New Delhi: People who change jobs frequently, often find it easy to withdraw their PF money. However, those with less than six months of contribution face difficulties in getting their pension amount back. The government has now made a significant change to this rule. Even if the contribution period is less than six months, the deducted amount for the pension can be claimed.
The Indian government has taken this move aimed at benefitting employees contributing to the Employees’ Pension Scheme (EPS). Individuals who have contributed for less than six months, upon leaving their job, can now withdraw their EPS funds — a privilege previously unavailable to them.
Managed by the EPFO, it is a pension scheme that deducts 12% of an employee’s basic salary and dearness allowance (DA) each month. This scheme divides the amount into various headers. Allocating 8.33% to EPS and transferring the remainder to the employee’s Provident Fund (PF) account. The EPS portion contributes towards the employee’s pension benefits.
Until now, employees leaving a job before completing six months of contribution were not eligible for withdrawal benefits under the EPS scheme. However, the recent government reform has rectified this issue, ensuring that even those with less than six months’ contribution can now withdraw their EPS funds.
Another significant change introduced by the government is the calculation method for pension benefits.
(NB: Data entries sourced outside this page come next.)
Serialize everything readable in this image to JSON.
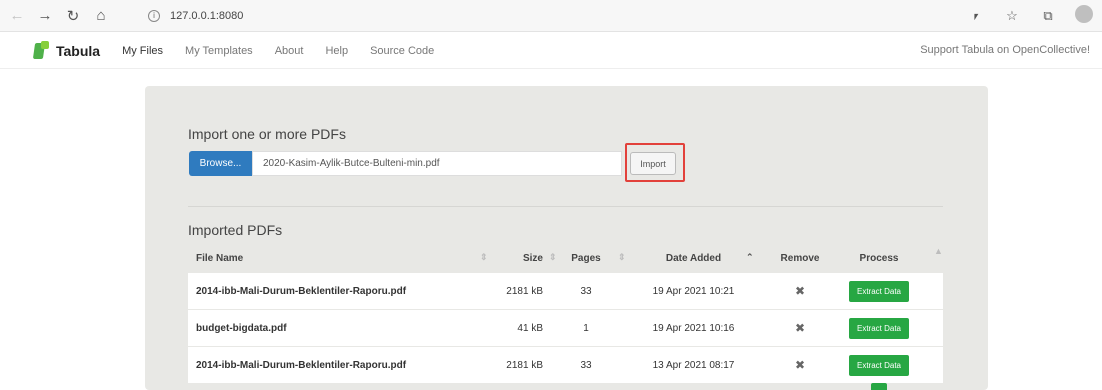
{
  "browser": {
    "url": "127.0.0.1:8080",
    "icons": [
      "back-icon",
      "forward-icon",
      "reload-icon",
      "home-icon",
      "info-icon",
      "reader-icon",
      "favorites-icon",
      "collections-icon",
      "profile-icon"
    ]
  },
  "app": {
    "logo_text": "Tabula",
    "nav": [
      "My Files",
      "My Templates",
      "About",
      "Help",
      "Source Code"
    ],
    "support": "Support Tabula on OpenCollective!"
  },
  "import": {
    "title": "Import one or more PDFs",
    "browse_label": "Browse...",
    "file_value": "2020-Kasim-Aylik-Butce-Bulteni-min.pdf",
    "import_label": "Import"
  },
  "imported": {
    "title": "Imported PDFs",
    "columns": [
      "File Name",
      "Size",
      "Pages",
      "Date Added",
      "Remove",
      "Process"
    ],
    "rows": [
      {
        "name": "2014-ibb-Mali-Durum-Beklentiler-Raporu.pdf",
        "size": "2181 kB",
        "pages": "33",
        "date": "19 Apr 2021 10:21",
        "action": "Extract Data"
      },
      {
        "name": "budget-bigdata.pdf",
        "size": "41 kB",
        "pages": "1",
        "date": "19 Apr 2021 10:16",
        "action": "Extract Data"
      },
      {
        "name": "2014-ibb-Mali-Durum-Beklentiler-Raporu.pdf",
        "size": "2181 kB",
        "pages": "33",
        "date": "13 Apr 2021 08:17",
        "action": "Extract Data"
      }
    ]
  },
  "colors": {
    "browse": "#2f7bbf",
    "extract": "#27a743",
    "highlight": "#e2413b",
    "panel": "#e8e8e5"
  }
}
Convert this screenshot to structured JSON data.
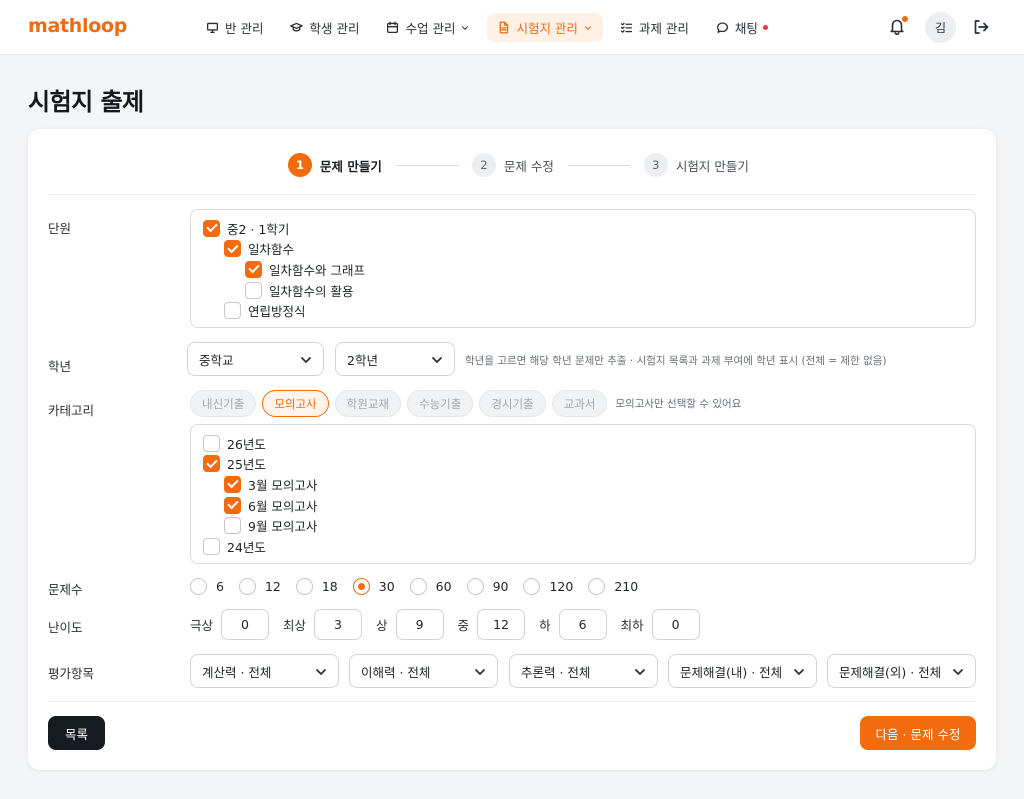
{
  "brand": {
    "logo": "mathloop",
    "accent": "#f26b0f"
  },
  "nav": {
    "items": [
      {
        "label": "반 관리",
        "icon": "monitor-icon"
      },
      {
        "label": "학생 관리",
        "icon": "graduation-cap-icon"
      },
      {
        "label": "수업 관리",
        "icon": "calendar-icon"
      },
      {
        "label": "시험지 관리",
        "icon": "document-icon"
      },
      {
        "label": "과제 관리",
        "icon": "checklist-icon"
      },
      {
        "label": "채팅",
        "icon": "chat-bubble-icon"
      }
    ],
    "active": "시험지 관리",
    "avatar": "김"
  },
  "page": {
    "title": "시험지 출제"
  },
  "stepper": {
    "steps": [
      {
        "num": "1",
        "label": "문제 만들기"
      },
      {
        "num": "2",
        "label": "문제 수정"
      },
      {
        "num": "3",
        "label": "시험지 만들기"
      }
    ],
    "current": "1"
  },
  "unit": {
    "label": "단원",
    "items": [
      {
        "label": "중2 · 1학기",
        "checked": true
      },
      {
        "label": "일차함수",
        "checked": true
      },
      {
        "label": "일차함수와 그래프",
        "checked": true
      },
      {
        "label": "일차함수의 활용",
        "checked": false
      },
      {
        "label": "연립방정식",
        "checked": false
      }
    ]
  },
  "grade": {
    "label": "학년",
    "school": "중학교",
    "year": "2학년",
    "hint": "학년을 고르면 해당 학년 문제만 추출 · 시험지 목록과 과제 부여에 학년 표시 (전체 = 제한 없음)"
  },
  "category": {
    "label": "카테고리",
    "chips": [
      "내신기출",
      "모의고사",
      "학원교재",
      "수능기출",
      "경시기출",
      "교과서"
    ],
    "active": "모의고사",
    "hint": "모의고사만 선택할 수 있어요",
    "items": [
      {
        "label": "26년도",
        "checked": false
      },
      {
        "label": "25년도",
        "checked": true
      },
      {
        "label": "3월 모의고사",
        "checked": true
      },
      {
        "label": "6월 모의고사",
        "checked": true
      },
      {
        "label": "9월 모의고사",
        "checked": false
      },
      {
        "label": "24년도",
        "checked": false
      }
    ]
  },
  "count": {
    "label": "문제수",
    "options": [
      "6",
      "12",
      "18",
      "30",
      "60",
      "90",
      "120",
      "210"
    ],
    "selected": "30"
  },
  "difficulty": {
    "label": "난이도",
    "levels": [
      {
        "name": "극상",
        "value": "0"
      },
      {
        "name": "최상",
        "value": "3"
      },
      {
        "name": "상",
        "value": "9"
      },
      {
        "name": "중",
        "value": "12"
      },
      {
        "name": "하",
        "value": "6"
      },
      {
        "name": "최하",
        "value": "0"
      }
    ]
  },
  "assessment": {
    "label": "평가항목",
    "selects": [
      "계산력 · 전체",
      "이해력 · 전체",
      "추론력 · 전체",
      "문제해결(내) · 전체",
      "문제해결(외) · 전체"
    ]
  },
  "actions": {
    "list": "목록",
    "next": "다음 · 문제 수정"
  }
}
Previously, pension calculation rounded off service duration to the nearest year. For instance, an employee with 11 years and 5 months of service would only receive credit for 11 years. Leading to a loss of contributions made during the remaining 5 months. Under the new rules, pension calculations will be based on the actual contribution period. It will ensuring fair treatment and accurate benefits for employees.
These reforms are expected to benefit millions of employees. Esepcially the ones who previously faced restrictions on accessing their EPS contributions due to short service durations. The government’s proactive steps towards improving EPS, highlight its commitment towards enhancing social security benefits for all employees covered under the scheme.
Employees who’ve left their job in only five months and faced rejection of their pension claim, would now be eligible to withdraw her EPS contributions. This change marks a positive shift towards greater inclusivity and support for employees’ financial security.